Up to 50,000 young men are thought to have lost their lives, plus over one million Afghan civilians. Alexievich's unflinching reportage into the roots of this futile war (and the men who came home in zinc sealed coffins, hence the title) was unwelcome at home, in the dying days of the Uobel NSSR. She was viewed by many as a traitor.

Chernobyl in Ukraine, Copyright: Blacksmith Institute
The Chernobyl nuclear disaster was a turning point for Svetlana AlexievichImage: Blacksmith Institute

Alexievich invented a 'new genre'

But it was one of the biggest disasters in human history which would seal her fate. Alexievich was working as a journalist in Minsk when, on April 26, 1986, the Chernobyl nuclear power plant exploded just over the border with Ukraine. Her reports from eyewitness accounts recorded over 10 years would become the work Voices from Chernobyl, released in 2005, and awarded the National Book Critics Award in the US.

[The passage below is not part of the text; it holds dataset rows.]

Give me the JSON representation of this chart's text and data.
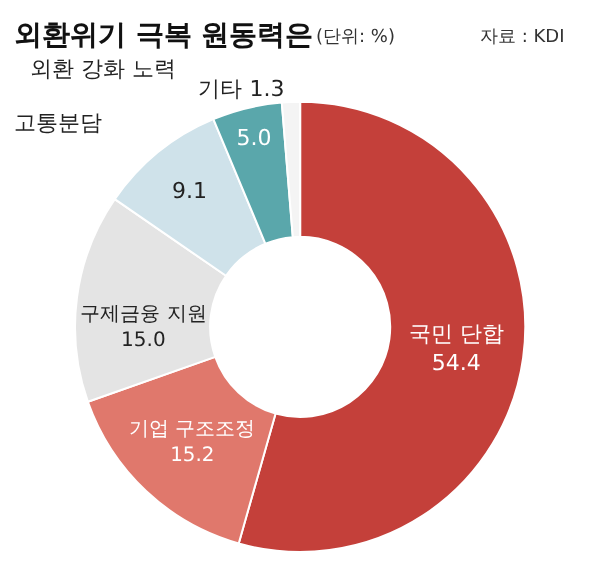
{
  "chart_data": {
    "type": "donut",
    "title": "외환위기 극복 원동력은",
    "subtitle": "(단위: %)",
    "annotations": [
      "자료 : KDI"
    ],
    "categories": [
      "국민 단합",
      "기업 구조조정",
      "구제금융 지원",
      "고통분담",
      "외환 강화 노력",
      "기타"
    ],
    "values": [
      54.4,
      15.2,
      15.0,
      9.1,
      5.0,
      1.3
    ],
    "value_labels": [
      "54.4",
      "15.2",
      "15.0",
      "9.1",
      "5.0",
      "1.3"
    ],
    "colors": [
      "#c4403a",
      "#e0786c",
      "#e4e4e4",
      "#cfe2ea",
      "#5aa7ab",
      "#f4f4f4"
    ],
    "legend": false
  }
}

In 2013 the author was also awarded the Peace Prize of the German Book Trade, presented at the Frankfurt Book Fair.

"She has invented a new literary genre. She transcends journalistic formats and has pressed ahead with a genre that others have helped create," said then-permanent secretary of the Swedish Academy Sara Danius. The innovative writer has "mapped the soul" of the Soviet and post-Soviet people, she added.

Alexievich is only one of only 14 women to have ever won the Nobel Prize, including Alice Munro in 2013. Asked back then how she'd use the money, totaling $972,000 (860,000 euros), Alexievich replied: "I do only one thing: I buy freedom for myself."

However, the prestigious award led to an exhausting phase in her life. Traveling worldwide and giving several interviews, Alexievich didn't have much time left for her favorite activity: spending time in her dacha in Minsk to write, her agent Galina Dursthoff told German press agency DPA. 

According to her agent, the author is now searching for "a new tone" for her next book, which will also deal with a new topic: love.